|Authors: ||A.G. dos Santos, S.Á.C. Gomes da Silva, S.S.L. Silva, F.H.D. de Souza, A.C.R. Castro, V. Loges|
|Keywords: ||lawn, landscaping, vegetative propagation, tiller|
In Brazil, generally turfgrasses are established by vegetative propagules such as plugs or pieces of stolons or rhizomes with leaves.
Therefore, the vegetative propagules capacity of storage and transport to introduce a new material should be known, as it will impact on the establishment of the turfgrass.
The objective of this work was to evaluate the tolerance to low temperature storage of vegetative propagules of Axonopus parodii, Paspalum lepton and P. notatum for turfgrass establishment.

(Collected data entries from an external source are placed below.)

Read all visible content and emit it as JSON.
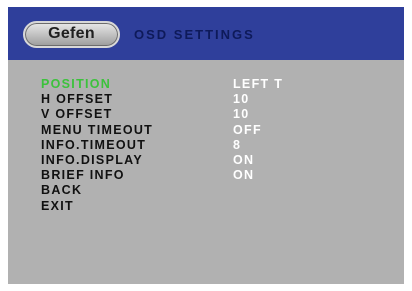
{
  "header": {
    "logo_text": "Gefen",
    "title": "OSD SETTINGS"
  },
  "colors": {
    "header_bg": "#2f3f9b",
    "screen_bg": "#b1b1b1",
    "selected_label": "#3cc23c",
    "value_text": "#ffffff",
    "label_text": "#111111"
  },
  "menu": {
    "selected_index": 0,
    "items": [
      {
        "label": "POSITION",
        "value": "LEFT T"
      },
      {
        "label": "H OFFSET",
        "value": "10"
      },
      {
        "label": "V OFFSET",
        "value": "10"
      },
      {
        "label": "MENU TIMEOUT",
        "value": "OFF"
      },
      {
        "label": "INFO.TIMEOUT",
        "value": "8"
      },
      {
        "label": "INFO.DISPLAY",
        "value": "ON"
      },
      {
        "label": "BRIEF INFO",
        "value": "ON"
      },
      {
        "label": "BACK",
        "value": ""
      },
      {
        "label": "EXIT",
        "value": ""
      }
    ]
  }
}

The propagules were stored in a cold chamber at 6.5°C and 85% RH, according to the treatments: zero storage days (0 SD) which served as the control; 2 SD; 4 SD; 6 SD; 8 SD; and 10 SD. The following characteristics were evaluated: fresh mass before storage; fresh mass after storage; loss of fresh mass.

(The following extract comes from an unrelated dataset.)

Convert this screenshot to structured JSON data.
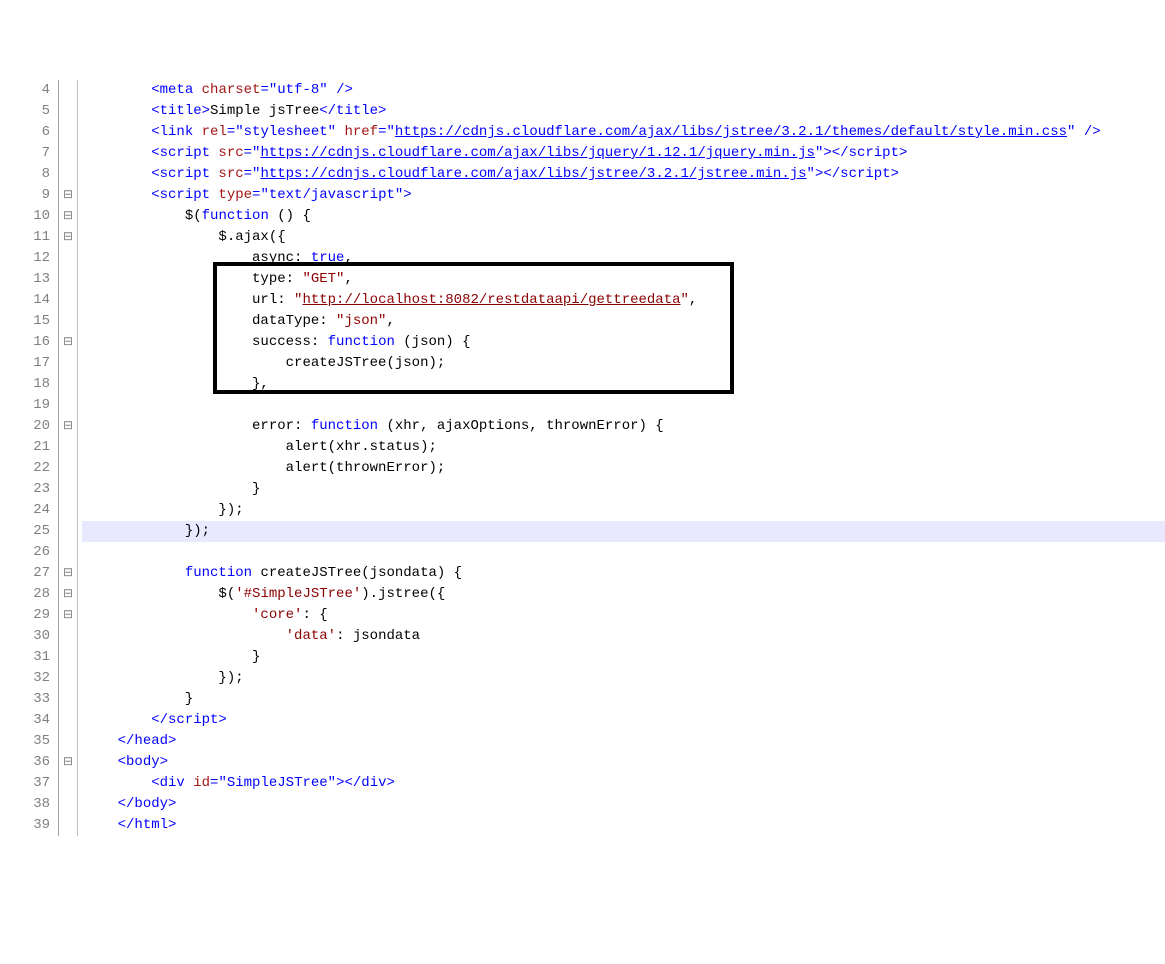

After the storage the vegetative propagules were planted and, after 40 days they were evaluated in terms of: survival rate (%); soil coverage rate obtained through image analysis (%); number of tillers produced; and total dry mass.
Despite the loss of fresh mass under storage at 6.5°C for 10 days, the A. parodii and Paspalum accessions were tolerant to low storage temperature in which their vegetative propagules were preserved, maintaining high survival rate, soil coverage and tiller emission.